Expert OpinionVolume 6, Issue 9, September 2018

JOURNAL:JACC: Heart Failure Article Link

Heart Failure With Improved Ejection Fraction-Is it Possible to Escape One’s Past?

G Gulat, JE Udelson. Keywords: HFrEF; left ventricular ejection fraction; management; outcomes

ABSTRACT


Among patients with heart failure with reduced ejection fraction, investigators have repeatedly identified a subgroup whose left ventricular ejection fraction and structural remodeling can improve to normal or nearly normal levels with or without medical therapy. This subgroup of patients with “heart failure with improved ejection fraction” has distinct clinical characteristics and a more favorable prognosis compared with patients who continue to have reduced ejection fraction. However, many of these patients also manifest clinical and biochemical signs of incomplete resolution of heart failure pathophysiology and remain at some risk of adverse outcomes, thus indicating that they may not have completely recovered.
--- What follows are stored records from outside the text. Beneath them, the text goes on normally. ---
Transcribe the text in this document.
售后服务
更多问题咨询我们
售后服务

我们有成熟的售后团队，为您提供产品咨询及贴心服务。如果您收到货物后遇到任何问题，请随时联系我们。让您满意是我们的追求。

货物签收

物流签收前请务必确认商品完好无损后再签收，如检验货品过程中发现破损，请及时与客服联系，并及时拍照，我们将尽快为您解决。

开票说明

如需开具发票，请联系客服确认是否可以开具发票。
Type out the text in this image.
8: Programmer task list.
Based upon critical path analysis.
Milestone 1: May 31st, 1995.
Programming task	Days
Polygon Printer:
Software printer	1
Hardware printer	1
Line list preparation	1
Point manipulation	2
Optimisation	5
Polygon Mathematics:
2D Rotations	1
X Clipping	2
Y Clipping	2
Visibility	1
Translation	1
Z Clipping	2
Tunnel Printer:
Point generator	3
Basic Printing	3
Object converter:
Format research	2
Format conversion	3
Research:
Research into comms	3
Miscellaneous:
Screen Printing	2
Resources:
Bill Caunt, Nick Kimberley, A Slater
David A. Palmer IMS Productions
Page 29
Although rigorous evidence on managing these patients is sparse, there are several reasons to recommend continuation of heart failure therapies, including device therapies, to prevent clinical deterioration. Notable exceptions to this recommendation may include patients who recover from peripartum cardiomyopathy, fulminant myocarditis, or stress cardiomyopathy, whose excellent long-term prognoses may imply true myocardial recovery. More research on these patients is needed to better understand the mechanisms that lead to improvement in ejection fraction and to guide their clinical management.